TIMB has signalled that a key policy priority remains moving up the value chain. The regulator is encouraging investment in local processing capacity to reduce reliance on raw leaf exports, which typically fetch between US$3,300 and US$8,000 per tonne. Plans are under way to raise the share of locally processed tobacco to around 30 percent of total output by 2030, in line with Zimbabwe’s Vision 2030 industrialisation targets and Special Economic Zone incentives.
The sector remains central to Zimbabwe’s rural economy. More than 130,000 households are involved in tobacco production, with over 85 percent of growers classified as small-scale farmers. Direct and indirect employment linked to the crop is estimated at around 250,000 people, spanning farm labour, transport, auction floors and ancillary services.
The strong export start follows a record 2025 marketing season. National output exceeded 353 million kilogrammes, a 52.92 percent increase from the 230.8 million kilogrammes recorded in 2024, when El Niño-induced drought had constrained yields. Earnings for the 2025 season surpassed US$1.17 billion, up 48.15 percent from US$791.7 million in the previous year.

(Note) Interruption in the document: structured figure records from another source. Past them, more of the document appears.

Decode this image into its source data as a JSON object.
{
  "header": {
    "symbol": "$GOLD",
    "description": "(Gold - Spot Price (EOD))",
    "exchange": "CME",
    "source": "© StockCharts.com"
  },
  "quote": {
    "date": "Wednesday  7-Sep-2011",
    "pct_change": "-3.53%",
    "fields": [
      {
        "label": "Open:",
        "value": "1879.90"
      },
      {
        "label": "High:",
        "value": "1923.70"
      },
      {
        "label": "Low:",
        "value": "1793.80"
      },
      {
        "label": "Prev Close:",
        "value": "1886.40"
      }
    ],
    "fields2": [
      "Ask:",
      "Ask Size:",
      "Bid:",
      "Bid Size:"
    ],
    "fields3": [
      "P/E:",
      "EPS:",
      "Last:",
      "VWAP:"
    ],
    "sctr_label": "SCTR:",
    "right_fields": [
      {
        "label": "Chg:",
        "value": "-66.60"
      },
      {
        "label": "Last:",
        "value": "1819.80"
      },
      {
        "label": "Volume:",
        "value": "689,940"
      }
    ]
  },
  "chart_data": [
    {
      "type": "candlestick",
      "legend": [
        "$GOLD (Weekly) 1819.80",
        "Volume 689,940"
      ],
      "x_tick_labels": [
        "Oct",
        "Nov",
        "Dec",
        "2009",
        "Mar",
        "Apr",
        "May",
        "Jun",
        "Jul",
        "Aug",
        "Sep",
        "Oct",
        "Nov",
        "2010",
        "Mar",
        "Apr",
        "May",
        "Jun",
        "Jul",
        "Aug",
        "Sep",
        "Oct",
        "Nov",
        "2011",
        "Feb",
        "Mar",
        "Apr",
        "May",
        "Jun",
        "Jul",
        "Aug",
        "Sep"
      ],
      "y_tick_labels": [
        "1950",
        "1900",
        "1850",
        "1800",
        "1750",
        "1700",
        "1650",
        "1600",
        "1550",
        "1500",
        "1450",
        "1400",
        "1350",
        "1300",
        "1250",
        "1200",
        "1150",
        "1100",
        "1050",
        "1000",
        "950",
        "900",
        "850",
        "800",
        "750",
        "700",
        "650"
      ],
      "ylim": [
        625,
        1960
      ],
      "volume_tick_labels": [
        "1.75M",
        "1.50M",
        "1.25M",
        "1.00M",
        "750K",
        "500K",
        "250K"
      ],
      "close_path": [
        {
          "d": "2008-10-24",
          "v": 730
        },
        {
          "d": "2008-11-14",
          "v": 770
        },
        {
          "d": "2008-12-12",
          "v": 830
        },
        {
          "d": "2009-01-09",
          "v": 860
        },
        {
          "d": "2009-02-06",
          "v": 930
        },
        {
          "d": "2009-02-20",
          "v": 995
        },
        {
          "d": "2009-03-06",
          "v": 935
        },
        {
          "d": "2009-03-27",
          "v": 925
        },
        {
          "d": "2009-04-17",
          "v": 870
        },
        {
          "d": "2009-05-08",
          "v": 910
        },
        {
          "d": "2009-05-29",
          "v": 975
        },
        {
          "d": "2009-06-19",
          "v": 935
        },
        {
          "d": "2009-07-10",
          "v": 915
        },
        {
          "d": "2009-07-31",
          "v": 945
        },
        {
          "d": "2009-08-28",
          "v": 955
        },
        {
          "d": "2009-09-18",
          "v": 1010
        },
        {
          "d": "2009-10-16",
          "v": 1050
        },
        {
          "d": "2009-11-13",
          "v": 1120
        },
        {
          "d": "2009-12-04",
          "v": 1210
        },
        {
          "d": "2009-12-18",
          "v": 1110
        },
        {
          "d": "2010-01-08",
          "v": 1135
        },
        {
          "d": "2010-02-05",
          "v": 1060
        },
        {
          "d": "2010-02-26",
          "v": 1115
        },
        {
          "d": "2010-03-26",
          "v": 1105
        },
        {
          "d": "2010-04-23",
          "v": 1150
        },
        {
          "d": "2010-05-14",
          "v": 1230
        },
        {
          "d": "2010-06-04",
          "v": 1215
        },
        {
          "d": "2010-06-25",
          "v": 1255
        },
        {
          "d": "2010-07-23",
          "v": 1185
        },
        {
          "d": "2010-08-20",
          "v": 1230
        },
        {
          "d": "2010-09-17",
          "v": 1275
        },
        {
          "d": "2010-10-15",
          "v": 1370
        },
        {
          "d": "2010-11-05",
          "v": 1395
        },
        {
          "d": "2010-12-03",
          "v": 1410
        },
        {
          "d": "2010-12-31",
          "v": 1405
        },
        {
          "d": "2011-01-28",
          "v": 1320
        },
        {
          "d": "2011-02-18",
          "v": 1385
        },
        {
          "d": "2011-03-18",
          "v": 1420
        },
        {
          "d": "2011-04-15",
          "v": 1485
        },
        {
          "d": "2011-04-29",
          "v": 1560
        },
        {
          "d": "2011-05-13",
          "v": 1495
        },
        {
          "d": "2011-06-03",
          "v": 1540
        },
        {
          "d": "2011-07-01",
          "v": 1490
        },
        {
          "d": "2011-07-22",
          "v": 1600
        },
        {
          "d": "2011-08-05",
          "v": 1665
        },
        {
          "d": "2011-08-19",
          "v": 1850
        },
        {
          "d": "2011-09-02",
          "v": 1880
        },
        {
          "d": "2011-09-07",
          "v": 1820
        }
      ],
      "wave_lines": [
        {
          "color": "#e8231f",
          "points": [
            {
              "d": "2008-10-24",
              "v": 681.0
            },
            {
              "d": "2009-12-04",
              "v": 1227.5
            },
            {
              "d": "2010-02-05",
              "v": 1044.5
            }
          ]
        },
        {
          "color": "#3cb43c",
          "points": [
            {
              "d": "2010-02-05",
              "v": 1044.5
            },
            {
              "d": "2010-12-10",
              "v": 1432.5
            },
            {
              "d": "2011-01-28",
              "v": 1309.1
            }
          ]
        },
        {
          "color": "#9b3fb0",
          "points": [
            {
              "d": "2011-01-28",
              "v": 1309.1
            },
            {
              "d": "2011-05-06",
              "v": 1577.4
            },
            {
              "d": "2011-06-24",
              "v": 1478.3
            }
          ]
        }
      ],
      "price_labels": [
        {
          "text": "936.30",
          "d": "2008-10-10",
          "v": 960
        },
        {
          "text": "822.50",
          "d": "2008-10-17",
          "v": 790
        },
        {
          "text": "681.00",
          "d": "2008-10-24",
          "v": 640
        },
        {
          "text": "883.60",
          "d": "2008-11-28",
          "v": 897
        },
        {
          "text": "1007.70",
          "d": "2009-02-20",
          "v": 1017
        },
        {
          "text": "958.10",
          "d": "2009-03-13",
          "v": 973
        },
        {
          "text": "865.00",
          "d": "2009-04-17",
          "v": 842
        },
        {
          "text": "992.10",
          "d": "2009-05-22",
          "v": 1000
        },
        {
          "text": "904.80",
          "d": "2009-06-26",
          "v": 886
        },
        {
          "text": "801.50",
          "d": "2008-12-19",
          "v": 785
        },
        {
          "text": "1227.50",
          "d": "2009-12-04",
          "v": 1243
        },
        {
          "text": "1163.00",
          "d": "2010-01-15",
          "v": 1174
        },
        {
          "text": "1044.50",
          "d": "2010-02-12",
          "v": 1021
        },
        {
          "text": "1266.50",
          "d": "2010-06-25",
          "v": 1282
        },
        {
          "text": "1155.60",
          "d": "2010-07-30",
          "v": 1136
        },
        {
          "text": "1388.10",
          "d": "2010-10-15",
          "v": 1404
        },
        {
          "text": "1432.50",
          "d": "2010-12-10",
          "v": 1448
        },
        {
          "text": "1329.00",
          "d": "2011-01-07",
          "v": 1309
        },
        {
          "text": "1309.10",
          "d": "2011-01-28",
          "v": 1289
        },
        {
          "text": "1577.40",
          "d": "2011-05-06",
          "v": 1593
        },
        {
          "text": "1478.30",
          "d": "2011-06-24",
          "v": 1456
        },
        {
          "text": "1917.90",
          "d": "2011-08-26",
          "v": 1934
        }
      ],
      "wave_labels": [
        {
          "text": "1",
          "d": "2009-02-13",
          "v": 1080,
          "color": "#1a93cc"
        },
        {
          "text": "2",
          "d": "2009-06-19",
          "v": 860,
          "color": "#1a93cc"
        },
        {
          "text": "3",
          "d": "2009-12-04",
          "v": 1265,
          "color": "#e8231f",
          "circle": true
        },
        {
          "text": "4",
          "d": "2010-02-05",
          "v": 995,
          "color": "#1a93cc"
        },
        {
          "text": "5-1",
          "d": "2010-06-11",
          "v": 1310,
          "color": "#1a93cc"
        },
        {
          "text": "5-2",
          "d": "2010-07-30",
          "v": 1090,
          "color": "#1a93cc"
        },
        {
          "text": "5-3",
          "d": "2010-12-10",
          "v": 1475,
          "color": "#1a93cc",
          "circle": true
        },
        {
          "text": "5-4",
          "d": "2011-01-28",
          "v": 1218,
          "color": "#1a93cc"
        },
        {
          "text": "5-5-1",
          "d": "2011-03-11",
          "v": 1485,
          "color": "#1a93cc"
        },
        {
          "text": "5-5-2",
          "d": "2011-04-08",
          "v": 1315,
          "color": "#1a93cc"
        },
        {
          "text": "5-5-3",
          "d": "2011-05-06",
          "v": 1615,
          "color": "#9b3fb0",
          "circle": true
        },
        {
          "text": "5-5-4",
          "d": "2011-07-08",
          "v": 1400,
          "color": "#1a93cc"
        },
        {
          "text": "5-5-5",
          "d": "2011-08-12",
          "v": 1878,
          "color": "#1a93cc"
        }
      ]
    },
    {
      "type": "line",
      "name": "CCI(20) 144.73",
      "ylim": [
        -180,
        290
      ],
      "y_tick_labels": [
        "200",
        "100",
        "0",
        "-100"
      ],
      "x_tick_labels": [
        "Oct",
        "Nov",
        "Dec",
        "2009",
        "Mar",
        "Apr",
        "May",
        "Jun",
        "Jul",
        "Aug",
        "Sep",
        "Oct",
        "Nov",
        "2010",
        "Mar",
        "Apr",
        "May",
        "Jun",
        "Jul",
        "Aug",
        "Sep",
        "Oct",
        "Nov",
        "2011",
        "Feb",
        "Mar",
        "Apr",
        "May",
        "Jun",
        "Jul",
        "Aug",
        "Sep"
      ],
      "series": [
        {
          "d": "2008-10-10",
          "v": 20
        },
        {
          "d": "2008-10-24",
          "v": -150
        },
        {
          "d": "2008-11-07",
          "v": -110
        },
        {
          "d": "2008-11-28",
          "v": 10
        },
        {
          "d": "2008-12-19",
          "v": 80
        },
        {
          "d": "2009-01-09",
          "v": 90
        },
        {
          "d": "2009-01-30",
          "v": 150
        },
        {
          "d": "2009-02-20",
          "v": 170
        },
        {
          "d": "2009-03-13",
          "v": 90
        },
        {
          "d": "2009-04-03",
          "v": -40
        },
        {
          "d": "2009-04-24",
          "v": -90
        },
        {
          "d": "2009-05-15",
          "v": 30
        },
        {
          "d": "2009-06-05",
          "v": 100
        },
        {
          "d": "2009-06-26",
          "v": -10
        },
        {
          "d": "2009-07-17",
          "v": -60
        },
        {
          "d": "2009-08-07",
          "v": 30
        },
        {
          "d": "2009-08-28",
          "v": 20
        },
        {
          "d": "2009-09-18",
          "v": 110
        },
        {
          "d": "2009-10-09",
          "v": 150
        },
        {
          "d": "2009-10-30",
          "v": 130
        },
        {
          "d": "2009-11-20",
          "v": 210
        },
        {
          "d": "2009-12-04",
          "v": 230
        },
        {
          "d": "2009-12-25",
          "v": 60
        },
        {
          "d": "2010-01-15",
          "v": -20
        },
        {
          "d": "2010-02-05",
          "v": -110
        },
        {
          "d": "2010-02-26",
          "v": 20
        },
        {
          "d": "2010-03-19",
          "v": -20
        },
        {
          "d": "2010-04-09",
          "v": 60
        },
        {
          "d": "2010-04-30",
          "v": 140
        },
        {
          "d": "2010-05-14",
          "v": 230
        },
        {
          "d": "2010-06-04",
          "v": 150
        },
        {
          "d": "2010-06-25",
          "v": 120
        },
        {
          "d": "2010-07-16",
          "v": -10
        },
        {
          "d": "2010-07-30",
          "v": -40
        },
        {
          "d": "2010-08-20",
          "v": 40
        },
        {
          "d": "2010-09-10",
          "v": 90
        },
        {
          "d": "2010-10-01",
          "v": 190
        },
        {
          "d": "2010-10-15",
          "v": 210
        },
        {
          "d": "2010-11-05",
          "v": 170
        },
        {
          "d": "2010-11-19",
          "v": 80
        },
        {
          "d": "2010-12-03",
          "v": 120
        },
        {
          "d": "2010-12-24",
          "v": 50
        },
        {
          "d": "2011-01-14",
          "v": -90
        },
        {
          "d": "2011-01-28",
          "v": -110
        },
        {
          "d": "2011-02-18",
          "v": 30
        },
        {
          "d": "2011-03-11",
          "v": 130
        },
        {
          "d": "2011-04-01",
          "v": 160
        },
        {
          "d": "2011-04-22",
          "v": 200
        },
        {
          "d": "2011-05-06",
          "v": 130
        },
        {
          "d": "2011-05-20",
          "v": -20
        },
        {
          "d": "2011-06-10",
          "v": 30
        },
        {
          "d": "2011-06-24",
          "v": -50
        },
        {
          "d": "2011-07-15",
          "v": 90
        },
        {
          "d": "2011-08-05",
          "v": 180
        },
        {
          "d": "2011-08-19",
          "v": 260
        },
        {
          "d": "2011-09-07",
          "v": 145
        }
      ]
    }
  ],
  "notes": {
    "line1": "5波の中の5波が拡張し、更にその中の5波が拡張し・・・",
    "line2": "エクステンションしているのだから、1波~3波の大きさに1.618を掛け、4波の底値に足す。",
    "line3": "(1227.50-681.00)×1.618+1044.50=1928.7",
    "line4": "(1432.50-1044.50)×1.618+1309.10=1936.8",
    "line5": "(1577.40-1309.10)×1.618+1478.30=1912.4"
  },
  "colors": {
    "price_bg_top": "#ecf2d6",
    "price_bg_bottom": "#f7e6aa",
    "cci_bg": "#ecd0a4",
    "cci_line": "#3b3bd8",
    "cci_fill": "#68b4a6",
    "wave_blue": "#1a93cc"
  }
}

As one of Africa’s largest tobacco producers and ranked fourth globally, Zimbabwe’s performance in early 2026 signals sustained recovery momentum. Export concentration in the Far East, widening price differentials across regions, and ongoing efforts to expand domestic processing will determine whether the current trajectory translates into longer-term structural gains for the sector and the broader economy.